Dans le cadre de sa campagne annuelle, l’ONG Fashion Revolution France commémore cette année le dixième anniversaire de l’effondrement du Rana Plaza, bâtiment qui abritait plusieurs ateliers de confection à Dacca au Bangladesh.
Mais cette semaine sera également l’occasion de mettre en lumière les avancées et les actions réalisées pour tendre vers une mode plus éthique et responsable. Catherine Dauriac, présidente de Fashion Revolution France, revient sur les nombreux enjeux auxquels est confrontée l’industrie textile.
- Cette Fashion Revolution Week est marquée par le dixième anniversaire de la tragédie du Rana Plaza. Est-ce que ce drame qui a fait plus de mille morts a réellement servi de détonateur dans l’industrie de la mode ?
L’effondrement du Rana Plaza, qui est à l’origine de 1138 morts et 2500 blessés, a effectivement servi de détonateur car cela a été un choc mondial. Cela a pris du temps, bien sûr, mais il y a eu énormément d’articles sur le sujet et le grand public s’est rendu compte de l’enfer des travailleurs qui fabriquent nos vêtements. Au niveau des lois, il y a eu 'The Accord on Fire and Building Safety in Bangladesh', signé par les marques et fabricants, qui garantit la sécurité contre les incendies et l’effondrement des bâtiments, et a été reconduit en 2018. Cela permet de lutter contre la précarité de certains bâtiments qui sont construits à la va-vite, mais malheureusement toutes les marques ne signent pas ces accords. On se rend finalement compte que les choses évoluent lentement quand il n’y a aucune contrainte, et que tout dépend de la seule volonté des acteurs de la mode.
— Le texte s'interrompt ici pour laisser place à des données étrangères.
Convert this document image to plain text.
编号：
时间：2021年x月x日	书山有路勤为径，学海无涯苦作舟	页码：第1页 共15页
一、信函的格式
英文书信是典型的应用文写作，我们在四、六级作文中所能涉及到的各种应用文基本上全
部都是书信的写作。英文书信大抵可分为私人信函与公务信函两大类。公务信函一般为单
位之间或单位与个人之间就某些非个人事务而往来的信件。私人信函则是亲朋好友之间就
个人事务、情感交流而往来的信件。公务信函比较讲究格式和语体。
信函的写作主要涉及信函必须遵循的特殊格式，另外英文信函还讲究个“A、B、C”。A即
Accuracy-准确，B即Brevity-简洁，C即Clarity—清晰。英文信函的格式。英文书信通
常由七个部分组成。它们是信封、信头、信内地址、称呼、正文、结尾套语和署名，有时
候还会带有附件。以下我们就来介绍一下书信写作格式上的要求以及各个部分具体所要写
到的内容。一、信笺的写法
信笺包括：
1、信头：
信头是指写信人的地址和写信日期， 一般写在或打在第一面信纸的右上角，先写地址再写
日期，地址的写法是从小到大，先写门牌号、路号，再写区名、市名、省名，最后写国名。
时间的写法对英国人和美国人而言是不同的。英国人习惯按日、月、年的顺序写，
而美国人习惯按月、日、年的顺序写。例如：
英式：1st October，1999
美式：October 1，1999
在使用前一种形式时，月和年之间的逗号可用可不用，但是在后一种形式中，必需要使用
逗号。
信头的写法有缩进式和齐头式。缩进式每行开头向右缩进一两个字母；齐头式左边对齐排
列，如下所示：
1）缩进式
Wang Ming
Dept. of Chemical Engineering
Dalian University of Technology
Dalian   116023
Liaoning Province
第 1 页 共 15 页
- Est-ce la seule réglementation imposée depuis ce drame ?
En France, il y a eu la loi relative au devoir de vigilance en 2017, qui découle elle aussi de cette catastrophe, pour contraindre les donneurs d’ordre à s’assurer de la sécurité dans les usines. Le problème avec la fabrication des vêtements, c’est l’opacité. On peut assurer la sécurité des travailleurs du textile à condition d’avoir une totale transparence sur l’ensemble de la chaine de production. Malheureusement, il arrive souvent que les usines fassent appel à la sous-traitance ; ce qui engendre une moindre visibilité. Il y a aujourd’hui une prise de conscience de la part du consommateur, mais il reste beaucoup de chemin à faire en matière de sécurité et de conditions de travail dans l’industrie textile.
- Le made in France est-il la solution à ces problématiques ?
Dans l’absolu, je pourrais répondre par l’affirmative, mais la réalité c’est que nous n’avons pas les ressources pour fabriquer tous les vêtements en France. L’une des solutions est surtout de lutter contre la surproduction, qui est liée au fait que les consommateurs sont sans cesse poussés à renouveler leur garde-robe à prix cassés. On fabrique aujourd’hui 150 milliards de vêtements chaque année, c’est énorme. Résultat, le prix devient un problème car les consommateurs estiment que la mode éthique et responsable est chère, alors que ce n’est pas le cas. Elle est proposée à un juste prix au regard de la qualité et de la longévité des vêtements produits, et ce dans de bonnes conditions. Et tout ça est bien évidemment amplifié par la crise économique que nous traversons, et qui bénéficie encore à la fast fashion. Au final, nous avons beaucoup de choses dans nos armoires, et l’une des solutions est de faire un tri pour se rendre compte que nous n’avons pas besoin de grand-chose de plus, si ce n’est de renouveler une ou deux pièces de temps à autre. Cela éviterait le gaspillage qui aboutit à des décharges à ciel ouvert sur les plages du Kenya ou du Ghana.